Seaweed was piled high against the walls of the houses on the opposite side of the road, and
two sunken gardens were flooded to the height of the walls. The front wall of the Ormerod
Convalescent Home was levelled to the ground, and water stood to the level of the ground-floor
windows. It is estimated that the sandhills in this vicinity were 16 feet under water at the
height of the storm.
The lights failed at the Lytham St. Annes Corporation's Tramways Depot at
Squires Gate, and Mr. H. W. Laing (the Tramways Manager) sent a Corporation 'bus, in charge of
his son, Mr. Kenneth Laing, and J. Riley, one of the drivers, to the sub-station in St.
Thomas's-road, St. Annes. Near Kensington-road, the 'bus, travelling in pitch darkness, ran
into a huge lake of water, which swept high over the wheels. The 'bus was marooned for the
rest of the night, and when Mr. Kenneth Laing, who is a tall man, scrambled out, the icy water
reached his neck, and it was only with the utmost difficulty that he returned to the
All the covered double-decker cars were withdrawn from the Lytham St. Annes tram
service during the early hours of the gale, and passengers travelling from Blackpool to Lytham wad
St. Annes were transferred to the Corporation 'buses. It was not possible to resume the tramway
service between Squires Gate and Lytham until eleven o'clock on Saturday morning. Until. that time
'buses were pressed into service.
Mr. and Mrs.

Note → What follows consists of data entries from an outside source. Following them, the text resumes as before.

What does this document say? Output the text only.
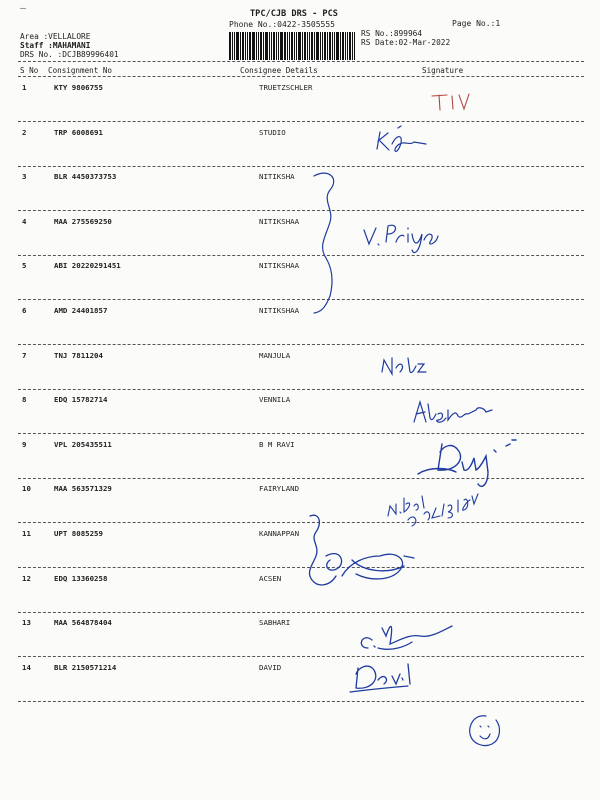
–	TPC/CJB DRS - PCS
Phone No.:0422-3505555	Page No.:1
Area :VELLALORE
Staff :MAHAMANI
DRS No. :DCJB89996401
RS No.:899964
RS Date:02-Mar-2022
S No Consignment No	Consignee Details	Signature
1	KTY 9806755	TRUETZSCHLER
2	TRP 6008691	STUDIO
3	BLR 4450373753	NITIKSHA
4	MAA 275569250	NITIKSHAA
5	ABI 20220291451	NITIKSHAA
6	AMD 24401857	NITIKSHAA
7	TNJ 7811204	MANJULA
8	EDQ 15782714	VENNILA
9	VPL 205435511	B M RAVI
10	MAA 563571329	FAIRYLAND
11	UPT 8085259	KANNAPPAN
12	EDQ 13360258	ACSEN
13	MAA 564878404	SABHARI
14	BLR 2150571214	DAVID
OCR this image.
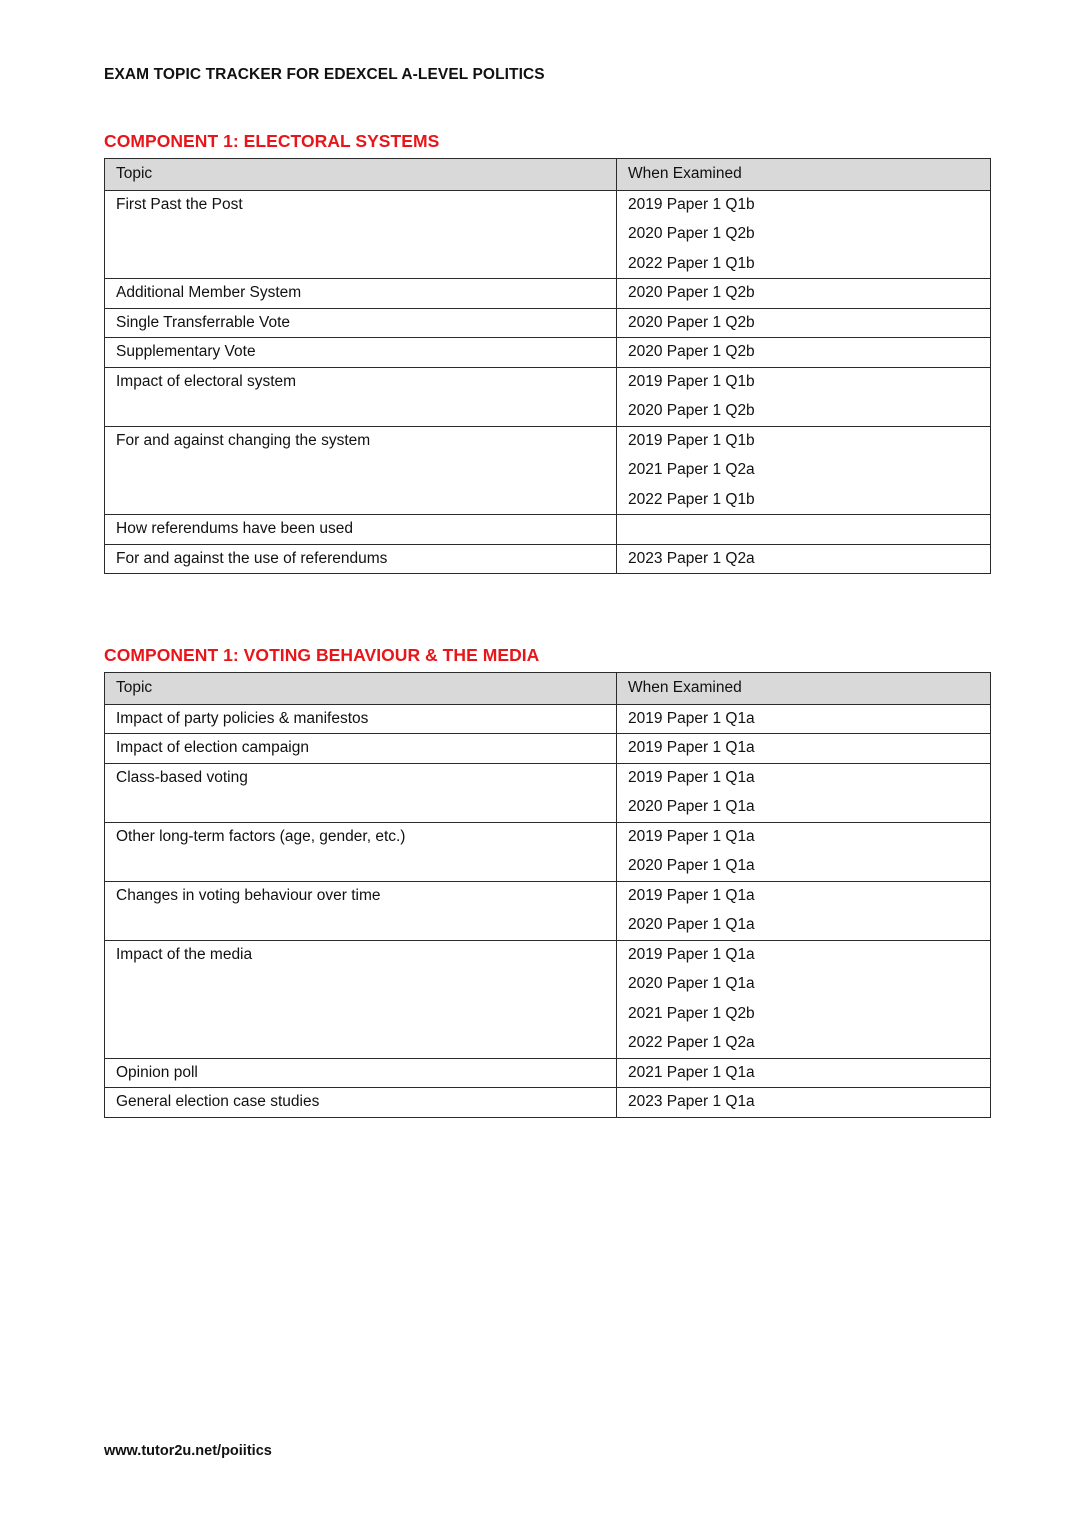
EXAM TOPIC TRACKER FOR EDEXCEL A-LEVEL POLITICS
COMPONENT 1: ELECTORAL SYSTEMS
Topic	When Examined
First Past the Post	2019 Paper 1 Q1b
2020 Paper 1 Q2b
2022 Paper 1 Q1b

Additional Member System	2020 Paper 1 Q2b

Single Transferrable Vote	2020 Paper 1 Q2b

Supplementary Vote	2020 Paper 1 Q2b

Impact of electoral system	2019 Paper 1 Q1b
2020 Paper 1 Q2b

For and against changing the system	2019 Paper 1 Q1b
2021 Paper 1 Q2a
2022 Paper 1 Q1b

How referendums have been used	
For and against the use of referendums	2023 Paper 1 Q2a
COMPONENT 1: VOTING BEHAVIOUR & THE MEDIA
Topic	When Examined
Impact of party policies & manifestos	2019 Paper 1 Q1a

Impact of election campaign	2019 Paper 1 Q1a

Class-based voting	2019 Paper 1 Q1a
2020 Paper 1 Q1a

Other long-term factors (age, gender, etc.)	2019 Paper 1 Q1a
2020 Paper 1 Q1a

Changes in voting behaviour over time	2019 Paper 1 Q1a
2020 Paper 1 Q1a

Impact of the media	2019 Paper 1 Q1a
2020 Paper 1 Q1a
2021 Paper 1 Q2b
2022 Paper 1 Q2a

Opinion poll	2021 Paper 1 Q1a

General election case studies	2023 Paper 1 Q1a
www.tutor2u.net/poiitics
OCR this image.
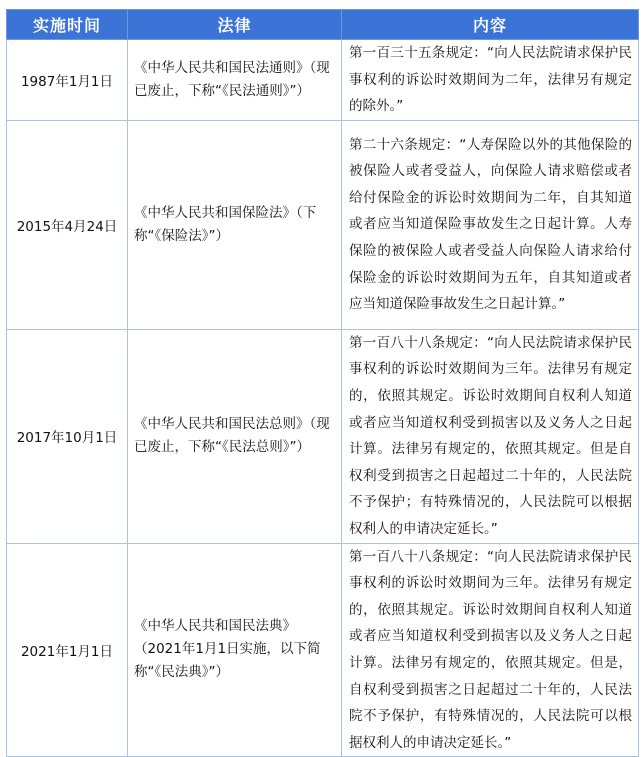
实施时间	法律	内容
1987年1月1日	《中华人民共和国民法通则》（现已废止，下称“《民法通则》”）	第一百三十五条规定：“向人民法院请求保护民事权利的诉讼时效期间为二年，法律另有规定的除外。”
2015年4月24日	《中华人民共和国保险法》（下称“《保险法》”）	第二十六条规定：“人寿保险以外的其他保险的被保险人或者受益人，向保险人请求赔偿或者给付保险金的诉讼时效期间为二年，自其知道或者应当知道保险事故发生之日起计算。人寿保险的被保险人或者受益人向保险人请求给付保险金的诉讼时效期间为五年，自其知道或者应当知道保险事故发生之日起计算。”
2017年10月1日	《中华人民共和国民法总则》（现已废止，下称“《民法总则》”）	第一百八十八条规定：“向人民法院请求保护民事权利的诉讼时效期间为三年。法律另有规定的，依照其规定。诉讼时效期间自权利人知道或者应当知道权利受到损害以及义务人之日起计算。法律另有规定的，依照其规定。但是自权利受到损害之日起超过二十年的，人民法院不予保护；有特殊情况的，人民法院可以根据权利人的申请决定延长。”
2021年1月1日	《中华人民共和国民法典》（2021年1月1日实施，以下简称“《民法典》”）	第一百八十八条规定：“向人民法院请求保护民事权利的诉讼时效期间为三年。法律另有规定的，依照其规定。诉讼时效期间自权利人知道或者应当知道权利受到损害以及义务人之日起计算。法律另有规定的，依照其规定。但是，自权利受到损害之日起超过二十年的，人民法院不予保护，有特殊情况的，人民法院可以根据权利人的申请决定延长。”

John Marsden and their little daughter, who reside at 76,
Clifton-street (now Curzon Road), St. Annes, had a
miraculous escape from serious injury. At 12-20 in the morning, immediately after the little
girl had joined her mother and father in the back bedroom, the window-frame was blown clean
out of the wall into the room. In its fall it upset a dressing-table, which was just below the
window, and crashed into a wardrobe against the opposite wall. The bed was a few feet to the
side of the window, and, except for a heavy fall of plaster which covered the counter-pane,
the three occupants were none the worse for their terrifying experience.
Early on Saturday morning, the bedroom presented a scene of chaos. The
dressing-table was piled on the wardrobe, the window-pane lay slanting on its side, and the bed
stood under a canopy of plaster.
The plate-glass windows of four shops in the centre of St. Annes were blown in,
and there was extensive damage to property by the fall of chimney stacks. The side of a shop at the
corner of Alexandra-road and Clifton-street (Curzon Road) was
torn away, and a big poultry house on a market garden at the far end of Church-road was wrecked,
although only one hen was killed. The big flag-staff at the Royal Lytham and St. Annes Golf Club
was broken in two like a twig.
A night watchman on duty at the sewerage scheme near the Blackpool Old Road
probably averted a disaster when he stopped a Corporation omnibus from Lytham and warned the
driver that a huge tree was blocking the track little farther up the road.